With that in mind, here are five lessons every organization can learn from the Twitter whistleblower report.
1) Data governance is not optional
Data governance is a strategy for managing the availability, integrity and security of your information assets (aka: data) across your organization.
A strong data governance program ensures that employees use your information efficiently and ethically while ensuring it flows securely through the business.
For organizations that work with big data, especially PII and PHI, data governance is a must.
You’d think that Twitter would be a champion of data governance—but clearly not. We speculate that the company hasn’t invested in the right tools for the job.
Solutions like Polymer DLP demystify data governance across your cloud platforms. Whether you are launching a privacy program from scratch or building compliance maturity, the tool is a great launching pad.
2) Data maps: know where your sensitive data is
A data map is the engine behind numerous enterprise data processes. It’s the processing of matching fields from several datasets into a unified, reliable schema. If you don’t properly map your data, it could become corrupt, lost or unusable.
This is exactly what happened to Twitter; it’s why the company fails to comply with deletion requests.
If you’re yet to embark on your data mapping journey, or your strategy has fallen behind, you should start again urgently. Data mapping is not only vital for security, but it makes good business sense too.
3) Employee access controls
We’re firmly in the age of zero trust, where organizations should only give employees the access privileges they need to do their jobs. An intern, for example, shouldn’t be able to access top secret files, and someone in the marketing department shouldn’t be able to change permissions to a database with customer information.
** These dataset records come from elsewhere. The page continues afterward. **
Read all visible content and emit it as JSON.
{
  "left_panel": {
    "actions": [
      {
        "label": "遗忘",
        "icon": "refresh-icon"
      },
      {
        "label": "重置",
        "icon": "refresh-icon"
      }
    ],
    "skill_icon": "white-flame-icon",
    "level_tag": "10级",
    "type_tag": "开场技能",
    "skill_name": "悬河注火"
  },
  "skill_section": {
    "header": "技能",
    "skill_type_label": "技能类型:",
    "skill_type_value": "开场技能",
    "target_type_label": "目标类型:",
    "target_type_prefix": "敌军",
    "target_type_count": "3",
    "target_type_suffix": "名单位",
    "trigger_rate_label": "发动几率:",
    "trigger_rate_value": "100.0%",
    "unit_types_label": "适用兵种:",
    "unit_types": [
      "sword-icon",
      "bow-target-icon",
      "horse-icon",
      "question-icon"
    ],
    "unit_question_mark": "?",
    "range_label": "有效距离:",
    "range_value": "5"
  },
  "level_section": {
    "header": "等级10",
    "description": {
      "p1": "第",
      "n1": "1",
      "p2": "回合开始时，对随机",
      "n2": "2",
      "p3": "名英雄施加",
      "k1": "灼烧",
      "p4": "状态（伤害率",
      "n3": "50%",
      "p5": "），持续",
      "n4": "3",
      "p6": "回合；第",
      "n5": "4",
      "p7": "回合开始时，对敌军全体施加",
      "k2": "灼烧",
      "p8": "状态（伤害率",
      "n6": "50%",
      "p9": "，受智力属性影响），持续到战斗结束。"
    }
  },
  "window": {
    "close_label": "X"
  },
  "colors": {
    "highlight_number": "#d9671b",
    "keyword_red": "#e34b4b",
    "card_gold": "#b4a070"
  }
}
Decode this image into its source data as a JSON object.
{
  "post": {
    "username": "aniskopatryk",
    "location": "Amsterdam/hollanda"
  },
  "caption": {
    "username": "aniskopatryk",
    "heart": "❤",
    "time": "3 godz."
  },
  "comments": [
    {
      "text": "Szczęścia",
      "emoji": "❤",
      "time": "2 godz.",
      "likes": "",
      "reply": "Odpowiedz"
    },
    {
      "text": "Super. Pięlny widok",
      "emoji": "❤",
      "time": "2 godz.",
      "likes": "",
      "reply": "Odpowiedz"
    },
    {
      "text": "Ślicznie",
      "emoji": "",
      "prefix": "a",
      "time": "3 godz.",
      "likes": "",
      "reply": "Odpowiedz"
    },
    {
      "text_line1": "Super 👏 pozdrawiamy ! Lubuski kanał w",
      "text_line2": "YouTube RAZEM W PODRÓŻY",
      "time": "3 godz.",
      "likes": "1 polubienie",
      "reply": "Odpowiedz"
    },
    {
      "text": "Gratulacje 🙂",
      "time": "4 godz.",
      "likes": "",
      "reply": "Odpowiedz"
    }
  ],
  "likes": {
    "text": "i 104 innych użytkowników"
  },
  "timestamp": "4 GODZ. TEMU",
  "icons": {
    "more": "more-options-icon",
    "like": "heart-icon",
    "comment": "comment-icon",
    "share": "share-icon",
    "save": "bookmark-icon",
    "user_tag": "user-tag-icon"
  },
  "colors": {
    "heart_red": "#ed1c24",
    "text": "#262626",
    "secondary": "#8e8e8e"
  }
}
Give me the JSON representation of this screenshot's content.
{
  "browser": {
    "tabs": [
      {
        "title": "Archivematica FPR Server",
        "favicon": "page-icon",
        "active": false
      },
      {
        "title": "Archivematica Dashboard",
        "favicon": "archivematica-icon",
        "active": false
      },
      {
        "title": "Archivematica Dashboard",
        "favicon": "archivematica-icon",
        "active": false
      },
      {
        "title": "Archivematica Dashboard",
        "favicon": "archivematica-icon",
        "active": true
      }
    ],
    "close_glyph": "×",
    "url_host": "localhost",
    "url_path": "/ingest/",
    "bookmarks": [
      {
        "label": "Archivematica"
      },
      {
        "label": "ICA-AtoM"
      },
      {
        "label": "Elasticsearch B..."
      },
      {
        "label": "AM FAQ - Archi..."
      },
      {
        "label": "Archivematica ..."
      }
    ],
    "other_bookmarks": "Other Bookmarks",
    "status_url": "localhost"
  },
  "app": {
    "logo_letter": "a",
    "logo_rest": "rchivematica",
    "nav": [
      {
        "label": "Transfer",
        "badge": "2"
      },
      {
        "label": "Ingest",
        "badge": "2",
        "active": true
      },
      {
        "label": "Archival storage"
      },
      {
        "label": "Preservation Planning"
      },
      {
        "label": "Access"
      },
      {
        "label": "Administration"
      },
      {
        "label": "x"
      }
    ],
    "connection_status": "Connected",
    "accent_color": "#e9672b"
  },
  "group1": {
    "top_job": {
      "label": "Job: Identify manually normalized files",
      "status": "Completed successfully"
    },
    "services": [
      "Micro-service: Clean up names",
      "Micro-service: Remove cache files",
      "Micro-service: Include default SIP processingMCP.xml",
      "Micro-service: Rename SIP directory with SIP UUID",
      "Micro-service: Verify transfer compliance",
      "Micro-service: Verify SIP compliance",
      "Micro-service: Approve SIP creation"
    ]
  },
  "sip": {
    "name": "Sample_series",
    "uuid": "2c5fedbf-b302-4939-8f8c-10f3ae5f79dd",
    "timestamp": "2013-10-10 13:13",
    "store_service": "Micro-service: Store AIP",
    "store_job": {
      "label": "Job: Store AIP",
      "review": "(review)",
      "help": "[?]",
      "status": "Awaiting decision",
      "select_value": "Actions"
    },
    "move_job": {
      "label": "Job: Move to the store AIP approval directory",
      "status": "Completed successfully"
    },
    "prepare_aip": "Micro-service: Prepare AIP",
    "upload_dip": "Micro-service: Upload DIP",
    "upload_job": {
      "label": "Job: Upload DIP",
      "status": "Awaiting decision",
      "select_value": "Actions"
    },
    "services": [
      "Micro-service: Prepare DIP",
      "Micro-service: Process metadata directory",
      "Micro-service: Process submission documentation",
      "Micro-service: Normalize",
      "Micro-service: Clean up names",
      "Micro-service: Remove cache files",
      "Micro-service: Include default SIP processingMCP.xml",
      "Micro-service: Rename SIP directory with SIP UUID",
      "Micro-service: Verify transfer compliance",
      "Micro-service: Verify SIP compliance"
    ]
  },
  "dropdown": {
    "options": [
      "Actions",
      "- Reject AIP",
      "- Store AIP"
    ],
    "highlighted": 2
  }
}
And yet, Twitter allowed just that to happen, which is terrifying for customer privacy. What’s to stop an employee from stealing customer information, committing fraud, or selling their details on the dark web?
It’s fears like this that underline the importance of putting in place dynamic, real-time access controls.
4) Security awareness and training for all employees
Cyber security is just as much about culture as controls and policies. If your employees and leaders don’t care about security, you’ll probably suffer a data breach at some point.
This was a huge issue for Twitter. Even when the whistleblower approached senior leadership about his concerns, he was ignored and, eventually, fired.
That’s why cyber security awareness and training are vital at all levels of the organization. You need your employees to understand cyber security’s importance to business success. It’s far more than just a tick-box; it’s truly a business differentiator.
5) Protect data in cloud apps
Based on Zatko’s allegations, it’s likely that Twitter’s collaboration tools look a bit like the Wild West. Sensitive data is probably stored and shared with different users haphazardly, creating a really high risk of data leakage or theft.
It’s crucial that data governance and security strategies extend protection to the cloud, to popular apps like Slack, Teams, Box and Google Drive. These apps are now where employees spend most of their time, and where sensitive data is most likely to leak from.